Yuri Temirkanov o la nostalgia de un tiempo ido
Cualquier aficionado de mi quinta recordará seguramente la primera vez que vio dirigir a Yuri Temirkanov, recién fallecido en San Petersburgo. En mi caso, en un concierto de la Orquesta Nacional el 18 de marzo de 1973 —es decir hace poco más de cincuenta años— en un programa completamente ruso: fragmentos sinfónicos de La ciudad invisible de Kitej, de Rimski-Korsakov, Kikimora de Liadov, el Concierto para trompa de Glière —con Miguel Ángel Colmenero como solista— y la Cuarta de Chaikovski. Quince días antes había dirigido a la ONE su compatriota Evgeni Svetlanov con obras de Glinka, Rachmaninov —el Concierto nº 2 con Alicia de Larrocha— y Shostakovich. Dos conciertos de los que no se olvidan y con dos directores a los que uno ha tenido siempre en un altar. En 1981 protagonizaba en el foso una de las grandes veladas que han hecho historia en la lírica madrileña, Eugenio Oneguin de Chaikovski, en el Teatro de la Zarzuela, al frente de sus entonces huestes del Teatro Kirov de Leningrado —diez años después San Petersburgo.

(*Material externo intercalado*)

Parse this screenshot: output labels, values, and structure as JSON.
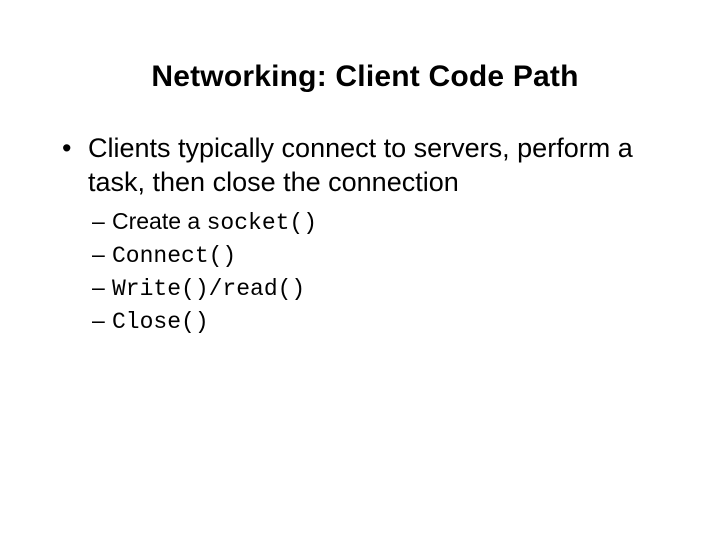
{
  "title": "Networking: Client Code Path",
  "bullet": {
    "text": "Clients typically connect to servers, perform a task, then close the connection",
    "sub": [
      {
        "prefix": "Create a ",
        "code": "socket()"
      },
      {
        "prefix": "",
        "code": "Connect()"
      },
      {
        "prefix": "",
        "code": "Write()/read()"
      },
      {
        "prefix": "",
        "code": "Close()"
      }
    ]
  }
}
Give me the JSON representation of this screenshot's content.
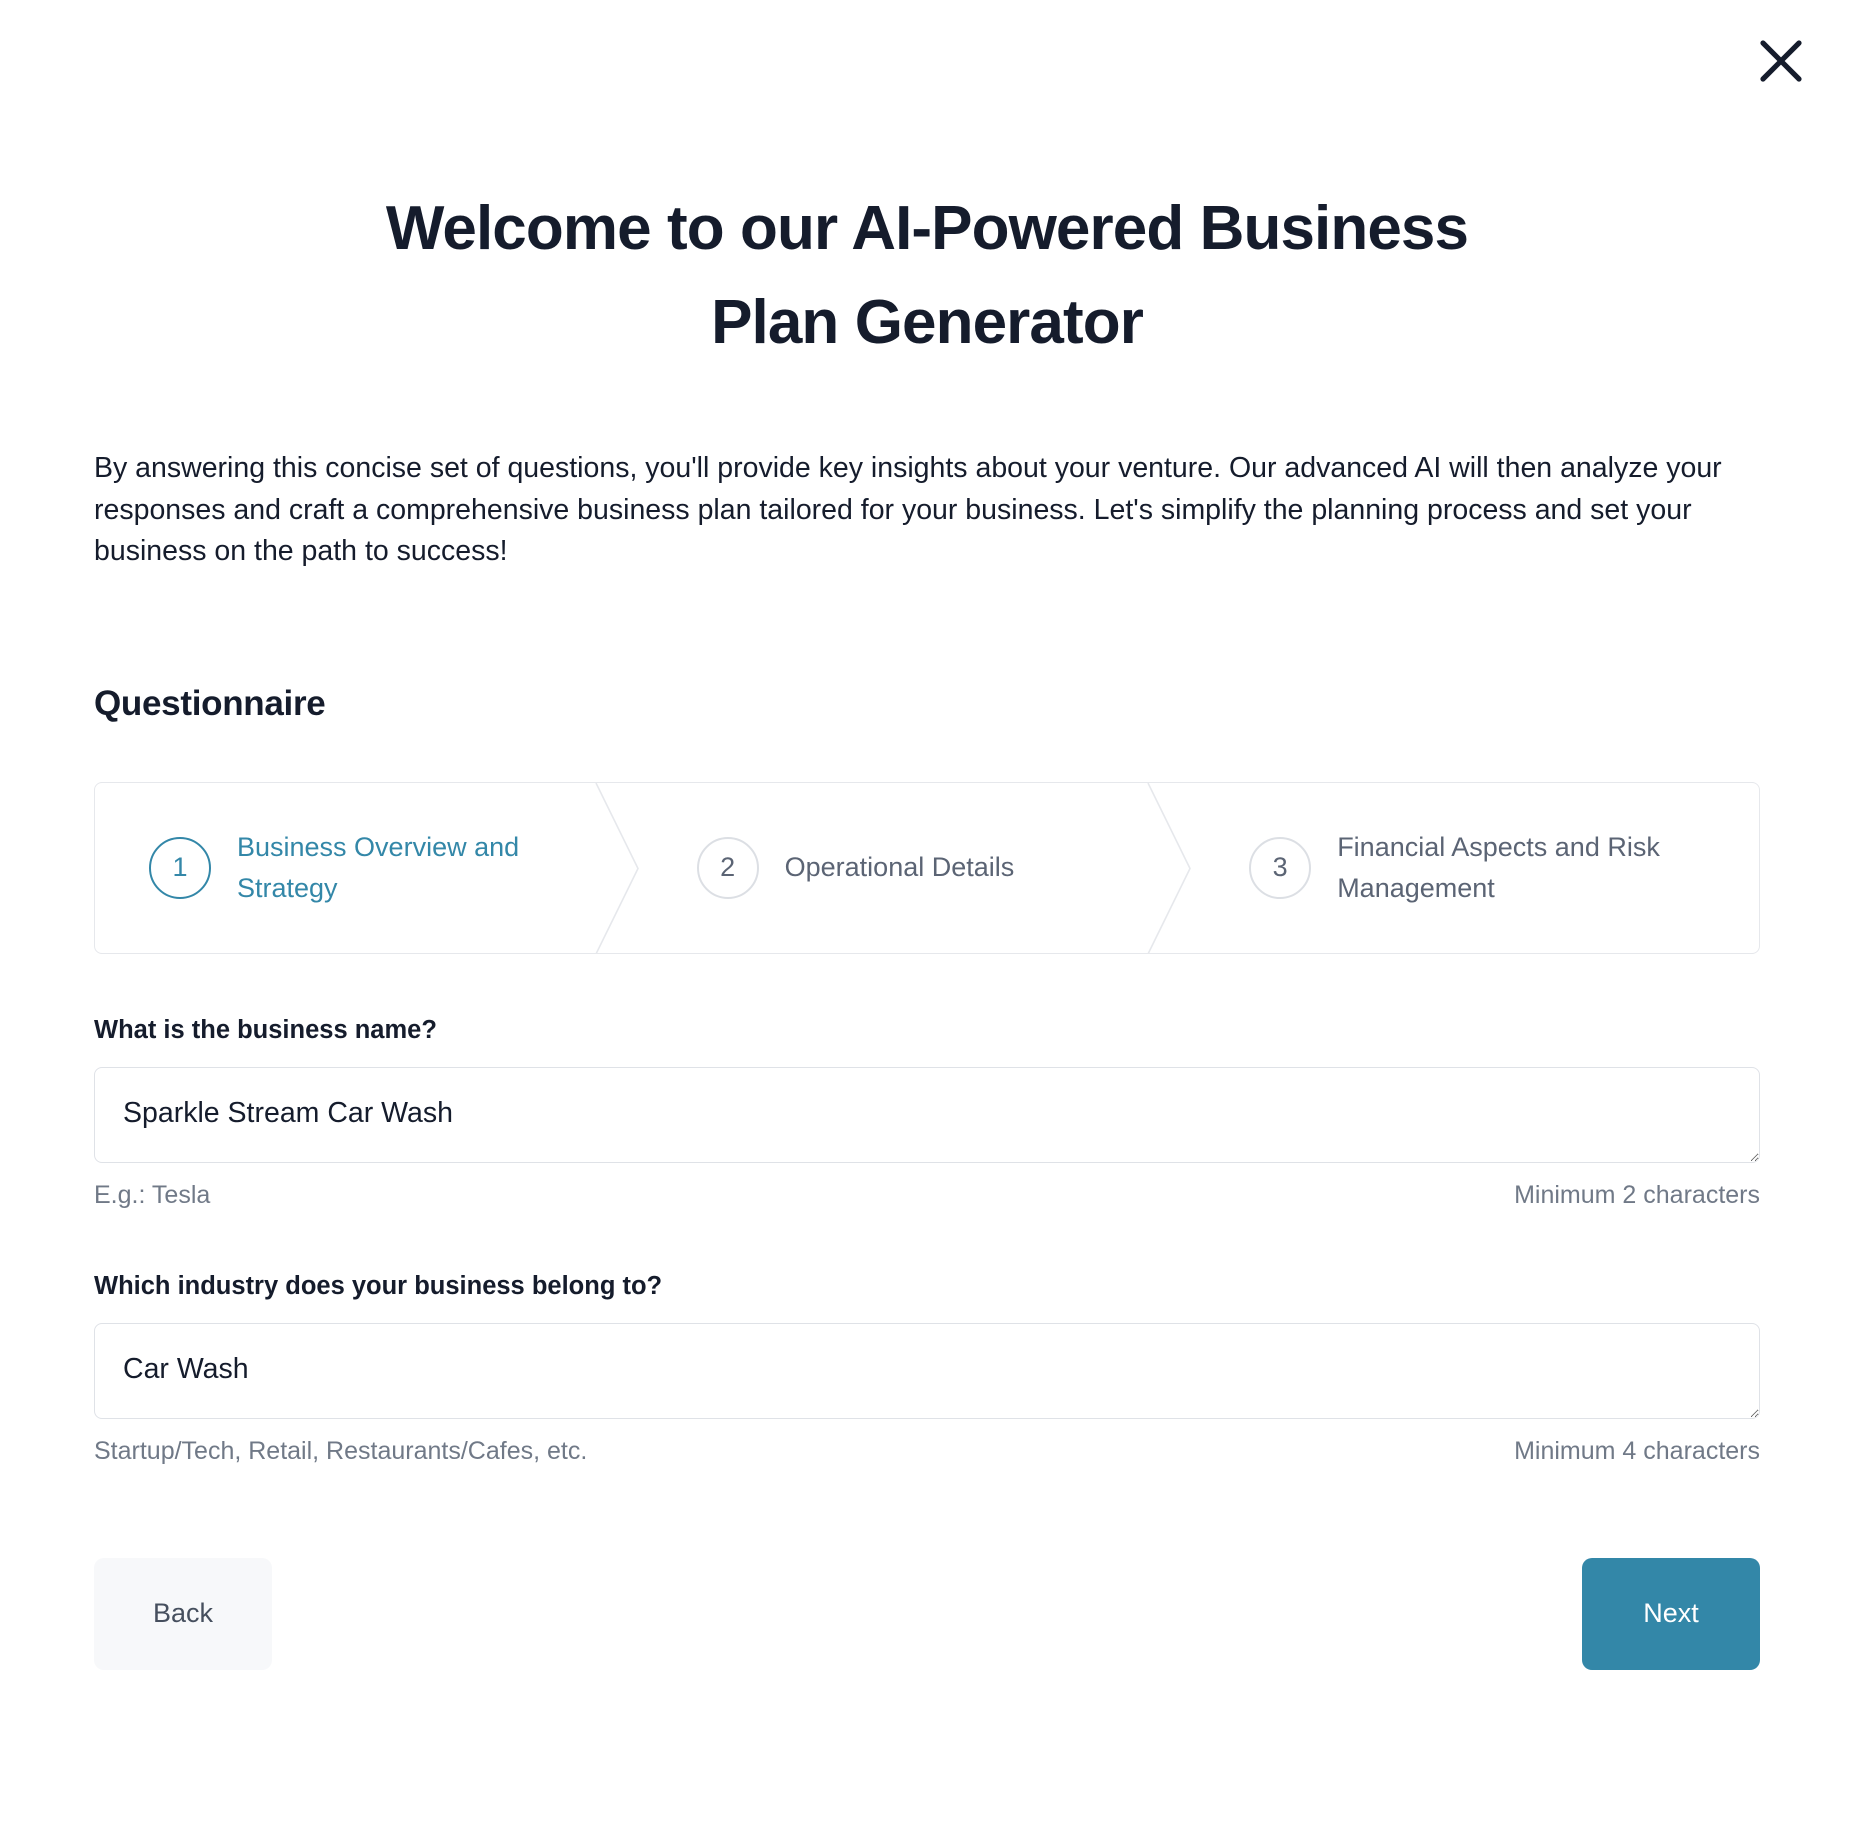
{
  "modal": {
    "close_icon": "close-icon",
    "headline": "Welcome to our AI-Powered Business Plan Generator",
    "intro": "By answering this concise set of questions, you'll provide key insights about your venture. Our advanced AI will then analyze your responses and craft a comprehensive business plan tailored for your business. Let's simplify the planning process and set your business on the path to success!",
    "section_title": "Questionnaire"
  },
  "stepper": {
    "active_index": 0,
    "accent_color": "#3387a8",
    "inactive_color": "#5b6474",
    "steps": [
      {
        "number": "1",
        "label": "Business Overview and Strategy"
      },
      {
        "number": "2",
        "label": "Operational Details"
      },
      {
        "number": "3",
        "label": "Financial Aspects and Risk Management"
      }
    ]
  },
  "form": {
    "fields": [
      {
        "label": "What is the business name?",
        "value": "Sparkle Stream Car Wash",
        "placeholder": "",
        "helper_left": "E.g.: Tesla",
        "helper_right": "Minimum 2 characters"
      },
      {
        "label": "Which industry does your business belong to?",
        "value": "Car Wash",
        "placeholder": "",
        "helper_left": "Startup/Tech, Retail, Restaurants/Cafes, etc.",
        "helper_right": "Minimum 4 characters"
      }
    ]
  },
  "footer": {
    "back_label": "Back",
    "next_label": "Next",
    "next_color": "#3387a8",
    "back_bg": "#f7f8fa"
  }
}
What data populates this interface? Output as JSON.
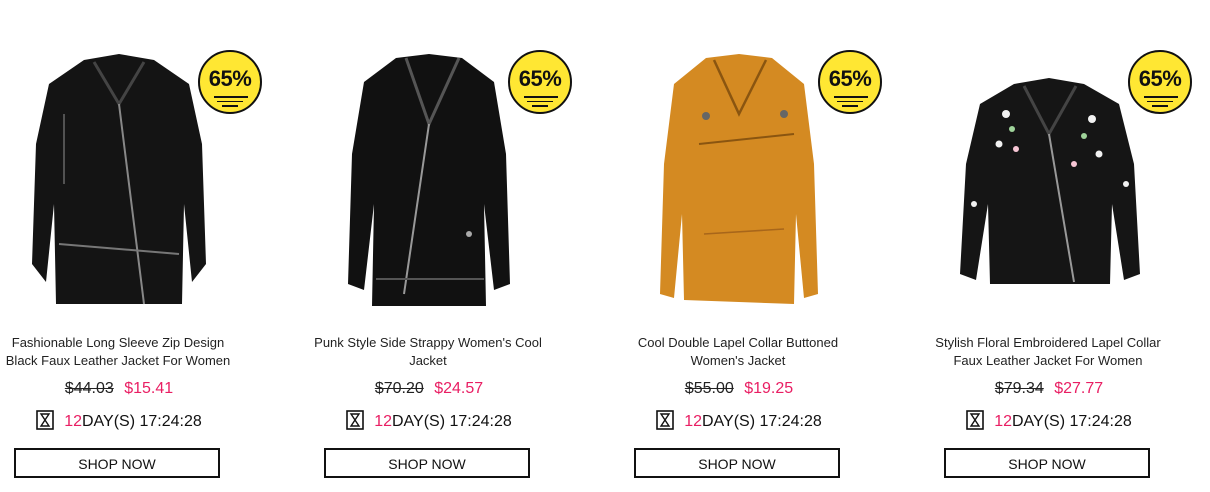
{
  "products": [
    {
      "title": "Fashionable Long Sleeve Zip Design Black Faux Leather Jacket For Women",
      "old_price": "$44.03",
      "new_price": "$15.41",
      "discount": "65%",
      "days": "12",
      "days_label": "DAY(S)",
      "time": "17:24:28",
      "button": "SHOP NOW",
      "jacket_color": "#141414"
    },
    {
      "title": "Punk Style Side Strappy Women's Cool Jacket",
      "old_price": "$70.20",
      "new_price": "$24.57",
      "discount": "65%",
      "days": "12",
      "days_label": "DAY(S)",
      "time": "17:24:28",
      "button": "SHOP NOW",
      "jacket_color": "#111111"
    },
    {
      "title": "Cool Double Lapel Collar Buttoned Women's Jacket",
      "old_price": "$55.00",
      "new_price": "$19.25",
      "discount": "65%",
      "days": "12",
      "days_label": "DAY(S)",
      "time": "17:24:28",
      "button": "SHOP NOW",
      "jacket_color": "#d48a22"
    },
    {
      "title": "Stylish Floral Embroidered Lapel Collar Faux Leather Jacket For Women",
      "old_price": "$79.34",
      "new_price": "$27.77",
      "discount": "65%",
      "days": "12",
      "days_label": "DAY(S)",
      "time": "17:24:28",
      "button": "SHOP NOW",
      "jacket_color": "#151515"
    }
  ],
  "colors": {
    "sale_price": "#e91e63",
    "badge": "#ffe733"
  },
  "icons": {
    "timer": "hourglass-icon"
  }
}
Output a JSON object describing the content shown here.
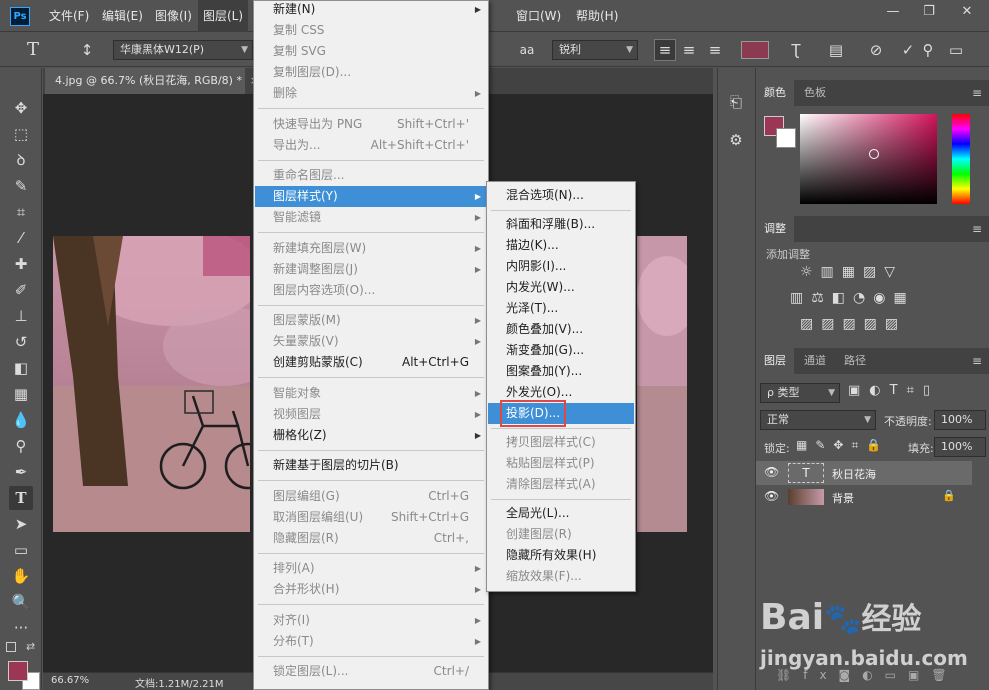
{
  "app": {
    "logo": "Ps"
  },
  "menubar": {
    "items": [
      "文件(F)",
      "编辑(E)",
      "图像(I)",
      "图层(L)"
    ],
    "right_items": [
      "窗口(W)",
      "帮助(H)"
    ],
    "window_controls": [
      "—",
      "❐",
      "✕"
    ]
  },
  "options": {
    "font_family": "华康黑体W12(P)",
    "aa_icon": "aa",
    "antialias": "锐利",
    "text_color": "#8b3a52"
  },
  "document": {
    "tab_title": "4.jpg @ 66.7% (秋日花海, RGB/8) *",
    "close": "×",
    "zoom": "66.67%",
    "doc_info": "文档:1.21M/2.21M"
  },
  "colors": {
    "foreground": "#9b3755",
    "background": "#ffffff",
    "picker_base": "#d4135b"
  },
  "color_panel": {
    "tabs": [
      "颜色",
      "色板"
    ]
  },
  "adjust_panel": {
    "tab": "调整",
    "add_label": "添加调整"
  },
  "layers_panel": {
    "tabs": [
      "图层",
      "通道",
      "路径"
    ],
    "filter_kind": "ρ 类型",
    "blend_mode": "正常",
    "opacity_label": "不透明度:",
    "opacity": "100%",
    "lock_label": "锁定:",
    "fill_label": "填充:",
    "fill": "100%",
    "layers": [
      {
        "name": "秋日花海",
        "type": "text"
      },
      {
        "name": "背景",
        "type": "image",
        "locked": true
      }
    ]
  },
  "layer_menu": {
    "items": [
      {
        "label": "新建(N)",
        "arrow": true
      },
      {
        "label": "复制 CSS",
        "disabled": true
      },
      {
        "label": "复制 SVG",
        "disabled": true
      },
      {
        "label": "复制图层(D)...",
        "disabled": true
      },
      {
        "label": "删除",
        "disabled": true,
        "arrow": true
      },
      {
        "sep": true
      },
      {
        "label": "快速导出为 PNG",
        "shortcut": "Shift+Ctrl+'",
        "disabled": true
      },
      {
        "label": "导出为...",
        "shortcut": "Alt+Shift+Ctrl+'",
        "disabled": true
      },
      {
        "sep": true
      },
      {
        "label": "重命名图层...",
        "disabled": true
      },
      {
        "label": "图层样式(Y)",
        "arrow": true,
        "highlight": true
      },
      {
        "label": "智能滤镜",
        "disabled": true,
        "arrow": true
      },
      {
        "sep": true
      },
      {
        "label": "新建填充图层(W)",
        "disabled": true,
        "arrow": true
      },
      {
        "label": "新建调整图层(J)",
        "disabled": true,
        "arrow": true
      },
      {
        "label": "图层内容选项(O)...",
        "disabled": true
      },
      {
        "sep": true
      },
      {
        "label": "图层蒙版(M)",
        "disabled": true,
        "arrow": true
      },
      {
        "label": "矢量蒙版(V)",
        "disabled": true,
        "arrow": true
      },
      {
        "label": "创建剪贴蒙版(C)",
        "shortcut": "Alt+Ctrl+G"
      },
      {
        "sep": true
      },
      {
        "label": "智能对象",
        "disabled": true,
        "arrow": true
      },
      {
        "label": "视频图层",
        "disabled": true,
        "arrow": true
      },
      {
        "label": "栅格化(Z)",
        "arrow": true
      },
      {
        "sep": true
      },
      {
        "label": "新建基于图层的切片(B)"
      },
      {
        "sep": true
      },
      {
        "label": "图层编组(G)",
        "shortcut": "Ctrl+G",
        "disabled": true
      },
      {
        "label": "取消图层编组(U)",
        "shortcut": "Shift+Ctrl+G",
        "disabled": true
      },
      {
        "label": "隐藏图层(R)",
        "shortcut": "Ctrl+,",
        "disabled": true
      },
      {
        "sep": true
      },
      {
        "label": "排列(A)",
        "disabled": true,
        "arrow": true
      },
      {
        "label": "合并形状(H)",
        "disabled": true,
        "arrow": true
      },
      {
        "sep": true
      },
      {
        "label": "对齐(I)",
        "disabled": true,
        "arrow": true
      },
      {
        "label": "分布(T)",
        "disabled": true,
        "arrow": true
      },
      {
        "sep": true
      },
      {
        "label": "锁定图层(L)...",
        "shortcut": "Ctrl+/",
        "disabled": true
      }
    ]
  },
  "style_menu": {
    "items": [
      {
        "label": "混合选项(N)..."
      },
      {
        "sep": true
      },
      {
        "label": "斜面和浮雕(B)..."
      },
      {
        "label": "描边(K)..."
      },
      {
        "label": "内阴影(I)..."
      },
      {
        "label": "内发光(W)..."
      },
      {
        "label": "光泽(T)..."
      },
      {
        "label": "颜色叠加(V)..."
      },
      {
        "label": "渐变叠加(G)..."
      },
      {
        "label": "图案叠加(Y)..."
      },
      {
        "label": "外发光(O)..."
      },
      {
        "label": "投影(D)...",
        "highlight": true,
        "boxed": true
      },
      {
        "sep": true
      },
      {
        "label": "拷贝图层样式(C)",
        "disabled": true
      },
      {
        "label": "粘贴图层样式(P)",
        "disabled": true
      },
      {
        "label": "清除图层样式(A)",
        "disabled": true
      },
      {
        "sep": true
      },
      {
        "label": "全局光(L)..."
      },
      {
        "label": "创建图层(R)",
        "disabled": true
      },
      {
        "label": "隐藏所有效果(H)"
      },
      {
        "label": "缩放效果(F)...",
        "disabled": true
      }
    ]
  },
  "watermark": {
    "brand": "Bai",
    "suffix": "经验",
    "url": "jingyan.baidu.com"
  }
}
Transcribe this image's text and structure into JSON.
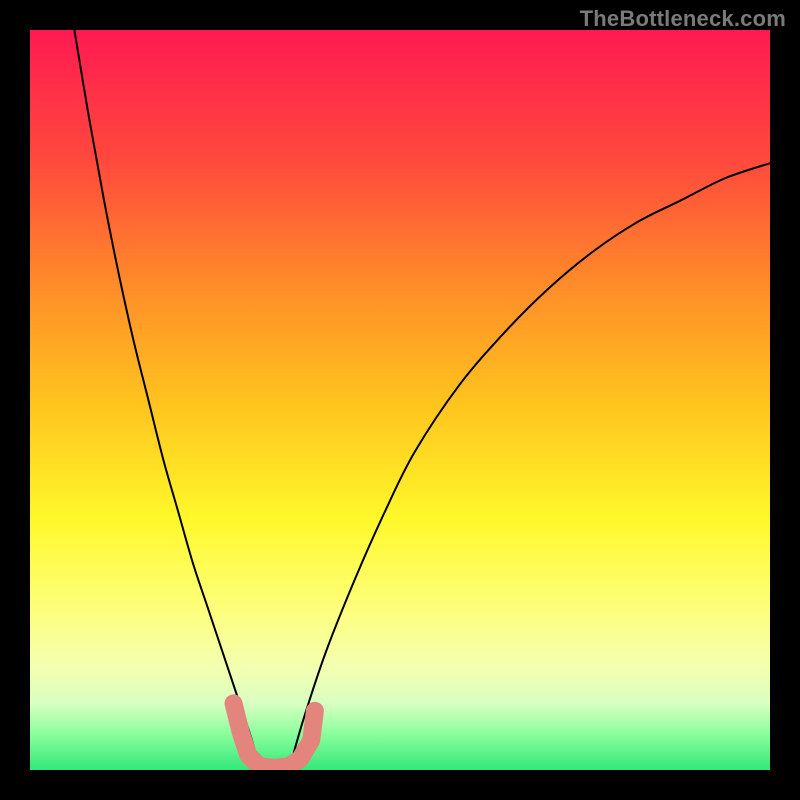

Claro está, Termirkanov nos llamó la atención, al principio y al final, por sus maneras, su gestualidad única sin batuta —esas palmas de las manos arriba y abajo—, su movimiento en el podio, la importancia de la gestualidad para conseguir resultados que se nos antojaron insólitos en aquel entonces. Luego lo hemos visto muchas veces, en ocasiones con orquestas no rusas, pues hizo carrera por todas partes, sobre todo en el Reino Unido, Estados Unidos e Italia. Así, de la mano de Alfonso Aijón, para Ibermúsica, recordamos fabulosas Nuevo Mundo de Dvorák con la Sinfónica de Baltimore en 2005, Primera de Mahler con Sinfónica de Londres en 2006 y Quinta también de Mahler, con la Royal Philharmonic, en 2007. Inolvidable su Scheherazade, igualmente con Sinfónica de Londres, en el Festival de Granada de 1983. Una obra de la que dejaría, por cierto, con la Filarmónica de Nueva York, una de las versiones señeras de una discografía cuajada de grandes lecturas.
Después, Temirkanov sería un asiduo de temporadas y festivales con una Filarmónica de San Petersburgo que había heredado de Mravinski, primero compartiendo titularidad con Mariss Jansons y luego en solitario —cosas de la vida, cuando murió este, hace dos años, lo sustituyó el ruso en la gira por España que tenía prevista con su orquesta, la de la Radio de Baviera. Era desde hacía algún tiempo la época en la que todo parecía previsible por más que excelente, en parte también porque el maestro redujo mucho su repertorio y la sorpresa resultaba más difícil, aunque perdurara en quien escuchaba el anhelo por este o aquel detalle que le llevaba a sus mejores días de aficionado en agraz. Con su muerte desaparece una de nuestras referencias de juventud y fidelidades de madurez, esas que nos hicieron vivir esta pasión que no se acaba nunca.